Zaldivar completed both his BFA and a Masters of Fine Arts at New York University's Tisch School of the Arts, and also taught as adjunct faculty there.

Zaldivar started a film career as a sound editor and designer, and worked in Academy Nominated films such as Ang Lee's "Sense and Sensibility;" "On the ropes" and on HBO’s America Undercover, which garnered an Emmy nomination for Zaldivar.

Zaldivar has had video art works screened at many festivals worldwide and broadcast on PBS, ABC, IFC, Showtime and WE and has received numerous grants and awards; served as a Juror for several mayor film festivals including the Sundance International Film Festival and is a Sundance Film Institute alumnus.
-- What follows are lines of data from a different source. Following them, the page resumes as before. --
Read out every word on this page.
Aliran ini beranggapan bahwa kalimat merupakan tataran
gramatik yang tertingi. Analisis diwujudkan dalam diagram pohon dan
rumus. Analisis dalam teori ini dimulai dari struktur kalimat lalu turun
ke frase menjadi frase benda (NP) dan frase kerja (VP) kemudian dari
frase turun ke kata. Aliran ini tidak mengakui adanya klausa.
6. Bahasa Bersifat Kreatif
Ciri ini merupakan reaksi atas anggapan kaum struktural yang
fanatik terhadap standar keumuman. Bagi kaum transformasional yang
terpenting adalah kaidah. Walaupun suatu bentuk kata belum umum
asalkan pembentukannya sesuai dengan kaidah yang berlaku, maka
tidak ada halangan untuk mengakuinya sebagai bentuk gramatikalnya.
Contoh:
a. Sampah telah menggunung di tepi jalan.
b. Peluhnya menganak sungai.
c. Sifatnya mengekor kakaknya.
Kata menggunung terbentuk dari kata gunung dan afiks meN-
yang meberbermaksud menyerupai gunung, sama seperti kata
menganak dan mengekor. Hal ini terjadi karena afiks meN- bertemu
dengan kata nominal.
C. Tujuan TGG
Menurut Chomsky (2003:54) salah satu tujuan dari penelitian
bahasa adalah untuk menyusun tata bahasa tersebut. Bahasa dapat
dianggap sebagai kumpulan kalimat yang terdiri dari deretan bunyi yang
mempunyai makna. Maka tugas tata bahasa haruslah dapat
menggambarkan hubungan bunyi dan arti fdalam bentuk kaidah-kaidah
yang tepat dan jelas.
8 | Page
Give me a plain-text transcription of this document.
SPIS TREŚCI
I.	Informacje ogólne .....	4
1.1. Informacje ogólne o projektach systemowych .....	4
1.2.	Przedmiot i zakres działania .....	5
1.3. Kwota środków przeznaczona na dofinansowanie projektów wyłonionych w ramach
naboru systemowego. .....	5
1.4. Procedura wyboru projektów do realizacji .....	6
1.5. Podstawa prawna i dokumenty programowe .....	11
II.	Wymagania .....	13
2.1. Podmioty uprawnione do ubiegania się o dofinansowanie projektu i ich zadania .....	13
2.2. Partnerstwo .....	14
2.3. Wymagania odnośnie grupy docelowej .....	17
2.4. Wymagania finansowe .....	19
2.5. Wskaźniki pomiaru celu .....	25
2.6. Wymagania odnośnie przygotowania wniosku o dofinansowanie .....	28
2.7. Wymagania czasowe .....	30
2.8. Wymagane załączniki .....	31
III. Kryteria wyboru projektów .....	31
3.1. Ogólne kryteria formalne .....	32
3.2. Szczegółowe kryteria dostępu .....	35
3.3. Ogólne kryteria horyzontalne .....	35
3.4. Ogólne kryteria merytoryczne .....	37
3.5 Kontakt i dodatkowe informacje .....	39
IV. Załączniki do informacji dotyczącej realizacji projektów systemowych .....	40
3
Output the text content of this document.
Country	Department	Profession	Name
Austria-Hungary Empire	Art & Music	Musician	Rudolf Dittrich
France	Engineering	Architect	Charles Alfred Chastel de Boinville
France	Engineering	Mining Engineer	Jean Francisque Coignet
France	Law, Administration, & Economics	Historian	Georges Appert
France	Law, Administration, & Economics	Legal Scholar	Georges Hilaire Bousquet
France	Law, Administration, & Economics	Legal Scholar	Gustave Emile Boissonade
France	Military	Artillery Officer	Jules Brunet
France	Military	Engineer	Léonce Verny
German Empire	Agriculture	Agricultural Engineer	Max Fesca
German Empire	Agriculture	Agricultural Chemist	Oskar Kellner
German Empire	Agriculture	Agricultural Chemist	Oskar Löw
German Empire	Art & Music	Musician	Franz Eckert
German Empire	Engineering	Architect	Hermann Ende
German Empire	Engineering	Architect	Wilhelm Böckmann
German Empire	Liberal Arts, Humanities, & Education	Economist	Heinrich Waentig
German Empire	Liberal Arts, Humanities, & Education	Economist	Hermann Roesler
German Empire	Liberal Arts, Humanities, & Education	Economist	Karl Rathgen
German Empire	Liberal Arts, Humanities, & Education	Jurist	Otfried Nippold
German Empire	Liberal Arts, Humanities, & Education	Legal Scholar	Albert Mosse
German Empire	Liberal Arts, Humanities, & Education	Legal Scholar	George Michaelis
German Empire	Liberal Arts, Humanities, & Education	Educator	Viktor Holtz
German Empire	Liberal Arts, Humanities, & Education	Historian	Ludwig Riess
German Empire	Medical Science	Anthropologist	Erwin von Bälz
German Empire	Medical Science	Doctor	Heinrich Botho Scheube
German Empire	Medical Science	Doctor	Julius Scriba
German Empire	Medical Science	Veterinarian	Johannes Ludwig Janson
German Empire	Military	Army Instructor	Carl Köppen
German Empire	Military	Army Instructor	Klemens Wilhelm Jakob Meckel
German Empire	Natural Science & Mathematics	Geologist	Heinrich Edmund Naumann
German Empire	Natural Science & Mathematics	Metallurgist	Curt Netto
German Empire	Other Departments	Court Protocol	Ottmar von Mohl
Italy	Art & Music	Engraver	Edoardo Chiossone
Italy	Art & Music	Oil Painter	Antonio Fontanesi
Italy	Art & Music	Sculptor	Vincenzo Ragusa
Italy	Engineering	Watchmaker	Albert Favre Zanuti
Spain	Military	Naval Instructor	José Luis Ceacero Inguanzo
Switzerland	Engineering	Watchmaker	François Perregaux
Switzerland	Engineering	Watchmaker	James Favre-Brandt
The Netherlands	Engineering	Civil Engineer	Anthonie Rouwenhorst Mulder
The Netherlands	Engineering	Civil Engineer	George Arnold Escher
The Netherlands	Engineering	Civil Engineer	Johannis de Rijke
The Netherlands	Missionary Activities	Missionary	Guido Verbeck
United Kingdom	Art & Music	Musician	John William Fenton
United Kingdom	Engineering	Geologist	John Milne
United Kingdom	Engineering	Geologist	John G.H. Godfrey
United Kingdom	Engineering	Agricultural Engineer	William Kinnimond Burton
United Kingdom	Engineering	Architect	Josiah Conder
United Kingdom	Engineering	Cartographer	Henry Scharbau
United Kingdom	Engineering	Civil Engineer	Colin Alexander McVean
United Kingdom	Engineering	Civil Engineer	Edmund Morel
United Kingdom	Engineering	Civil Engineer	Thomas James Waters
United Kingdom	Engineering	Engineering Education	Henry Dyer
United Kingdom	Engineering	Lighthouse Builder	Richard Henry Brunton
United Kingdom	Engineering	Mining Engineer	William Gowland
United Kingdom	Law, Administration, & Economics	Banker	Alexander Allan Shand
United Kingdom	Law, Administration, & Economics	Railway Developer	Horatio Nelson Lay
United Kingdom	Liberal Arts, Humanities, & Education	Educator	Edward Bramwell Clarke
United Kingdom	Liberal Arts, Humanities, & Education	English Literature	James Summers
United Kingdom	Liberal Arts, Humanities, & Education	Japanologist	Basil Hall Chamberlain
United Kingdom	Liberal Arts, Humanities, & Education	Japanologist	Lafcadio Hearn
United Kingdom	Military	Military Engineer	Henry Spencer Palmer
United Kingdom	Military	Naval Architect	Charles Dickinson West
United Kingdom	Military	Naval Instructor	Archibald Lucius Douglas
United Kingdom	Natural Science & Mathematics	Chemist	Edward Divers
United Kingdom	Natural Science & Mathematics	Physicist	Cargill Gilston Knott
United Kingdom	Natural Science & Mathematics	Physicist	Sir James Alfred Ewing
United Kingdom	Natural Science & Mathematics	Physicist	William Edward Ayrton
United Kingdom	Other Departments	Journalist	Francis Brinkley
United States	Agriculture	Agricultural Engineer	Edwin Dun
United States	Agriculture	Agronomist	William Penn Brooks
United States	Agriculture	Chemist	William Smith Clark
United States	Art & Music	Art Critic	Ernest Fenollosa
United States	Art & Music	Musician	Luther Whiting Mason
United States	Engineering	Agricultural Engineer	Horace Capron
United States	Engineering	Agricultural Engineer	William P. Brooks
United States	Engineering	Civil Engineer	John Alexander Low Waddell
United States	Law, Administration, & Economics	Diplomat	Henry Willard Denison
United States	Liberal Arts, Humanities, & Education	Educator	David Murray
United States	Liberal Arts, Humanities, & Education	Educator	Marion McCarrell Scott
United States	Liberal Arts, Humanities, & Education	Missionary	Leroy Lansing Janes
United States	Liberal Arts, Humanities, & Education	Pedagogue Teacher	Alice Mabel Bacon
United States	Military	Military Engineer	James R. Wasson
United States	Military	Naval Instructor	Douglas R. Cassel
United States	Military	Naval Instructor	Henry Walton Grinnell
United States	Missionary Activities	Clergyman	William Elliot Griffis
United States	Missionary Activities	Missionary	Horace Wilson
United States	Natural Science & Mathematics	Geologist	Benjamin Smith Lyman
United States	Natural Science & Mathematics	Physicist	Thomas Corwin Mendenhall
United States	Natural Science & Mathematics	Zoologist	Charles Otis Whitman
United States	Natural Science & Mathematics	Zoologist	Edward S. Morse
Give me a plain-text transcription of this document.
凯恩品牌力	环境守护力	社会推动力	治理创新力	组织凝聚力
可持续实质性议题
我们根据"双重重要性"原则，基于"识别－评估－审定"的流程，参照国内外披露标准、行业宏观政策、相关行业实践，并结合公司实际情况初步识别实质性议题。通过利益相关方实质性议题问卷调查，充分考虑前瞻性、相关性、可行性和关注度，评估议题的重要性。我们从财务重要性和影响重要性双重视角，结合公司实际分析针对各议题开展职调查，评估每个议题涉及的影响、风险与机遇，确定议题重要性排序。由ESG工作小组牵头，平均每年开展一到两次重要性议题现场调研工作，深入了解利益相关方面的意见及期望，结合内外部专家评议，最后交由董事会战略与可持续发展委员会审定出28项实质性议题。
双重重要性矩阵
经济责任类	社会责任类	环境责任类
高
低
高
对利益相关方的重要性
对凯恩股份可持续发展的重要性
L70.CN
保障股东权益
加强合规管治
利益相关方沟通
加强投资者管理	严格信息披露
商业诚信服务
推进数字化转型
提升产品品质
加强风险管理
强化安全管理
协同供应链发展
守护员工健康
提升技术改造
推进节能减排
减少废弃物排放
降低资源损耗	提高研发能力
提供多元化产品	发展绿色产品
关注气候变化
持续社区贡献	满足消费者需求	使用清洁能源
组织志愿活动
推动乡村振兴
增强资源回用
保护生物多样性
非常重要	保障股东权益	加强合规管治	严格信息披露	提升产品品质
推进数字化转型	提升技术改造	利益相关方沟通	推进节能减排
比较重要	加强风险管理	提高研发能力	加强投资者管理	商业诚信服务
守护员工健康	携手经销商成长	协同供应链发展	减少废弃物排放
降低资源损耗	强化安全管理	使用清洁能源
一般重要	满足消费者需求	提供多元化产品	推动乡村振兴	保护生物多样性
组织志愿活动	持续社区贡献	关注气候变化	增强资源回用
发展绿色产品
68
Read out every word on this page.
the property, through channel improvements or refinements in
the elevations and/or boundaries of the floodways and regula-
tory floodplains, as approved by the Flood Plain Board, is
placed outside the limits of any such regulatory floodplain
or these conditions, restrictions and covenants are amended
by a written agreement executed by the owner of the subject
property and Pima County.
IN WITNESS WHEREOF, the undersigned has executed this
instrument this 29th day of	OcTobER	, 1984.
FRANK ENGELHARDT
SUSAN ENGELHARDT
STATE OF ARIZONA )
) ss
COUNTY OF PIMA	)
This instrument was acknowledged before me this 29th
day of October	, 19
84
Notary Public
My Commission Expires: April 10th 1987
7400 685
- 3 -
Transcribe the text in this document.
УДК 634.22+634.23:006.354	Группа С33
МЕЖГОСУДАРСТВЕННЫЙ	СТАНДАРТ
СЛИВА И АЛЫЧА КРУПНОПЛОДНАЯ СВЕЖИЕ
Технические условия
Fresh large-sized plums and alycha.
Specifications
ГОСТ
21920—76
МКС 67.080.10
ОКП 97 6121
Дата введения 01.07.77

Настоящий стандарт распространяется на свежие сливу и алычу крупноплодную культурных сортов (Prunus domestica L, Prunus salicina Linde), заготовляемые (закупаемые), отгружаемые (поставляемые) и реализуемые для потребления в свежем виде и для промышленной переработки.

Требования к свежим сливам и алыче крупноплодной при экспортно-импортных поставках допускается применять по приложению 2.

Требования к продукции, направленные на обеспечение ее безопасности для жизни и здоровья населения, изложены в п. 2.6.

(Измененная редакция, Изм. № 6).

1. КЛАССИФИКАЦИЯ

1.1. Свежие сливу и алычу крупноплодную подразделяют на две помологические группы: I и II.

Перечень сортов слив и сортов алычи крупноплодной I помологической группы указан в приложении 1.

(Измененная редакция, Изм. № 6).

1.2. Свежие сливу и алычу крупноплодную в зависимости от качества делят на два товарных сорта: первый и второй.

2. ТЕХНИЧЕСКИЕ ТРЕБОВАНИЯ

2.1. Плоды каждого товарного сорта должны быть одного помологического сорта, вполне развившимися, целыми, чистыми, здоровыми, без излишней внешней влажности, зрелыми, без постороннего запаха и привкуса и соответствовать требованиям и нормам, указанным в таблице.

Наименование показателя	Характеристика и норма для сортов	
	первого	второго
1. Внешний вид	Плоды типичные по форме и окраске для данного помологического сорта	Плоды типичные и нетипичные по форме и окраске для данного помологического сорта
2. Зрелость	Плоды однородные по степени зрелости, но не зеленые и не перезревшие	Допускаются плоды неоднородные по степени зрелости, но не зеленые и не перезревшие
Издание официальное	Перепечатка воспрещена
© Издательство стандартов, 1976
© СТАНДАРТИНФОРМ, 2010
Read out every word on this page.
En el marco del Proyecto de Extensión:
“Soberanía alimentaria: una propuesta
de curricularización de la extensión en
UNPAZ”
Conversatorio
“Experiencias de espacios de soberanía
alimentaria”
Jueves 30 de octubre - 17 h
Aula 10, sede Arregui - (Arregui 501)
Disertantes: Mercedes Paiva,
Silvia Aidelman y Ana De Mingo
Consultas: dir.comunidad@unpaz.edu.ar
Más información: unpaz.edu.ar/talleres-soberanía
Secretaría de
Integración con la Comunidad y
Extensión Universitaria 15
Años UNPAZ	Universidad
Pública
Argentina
Zaldivar recently tenured with Doc Society (previously Britdoc Foundation) as the Outreach Director for Good Pitch Miami 2017; associate produced the theatrical feature doc "Buena Vista Social Club, Adios"; co-produced the VR film "A history of Cuban dance" (Sundance & SXSW 2016); is directing a second VR doc entitled "SwampScapes" with Elizabeth Miller and Kim Grinfeder and is producing Phonograph Films' first fiction feature film with development support from "La Biennale di Venezia College Cinema" at the Venice Film Festival.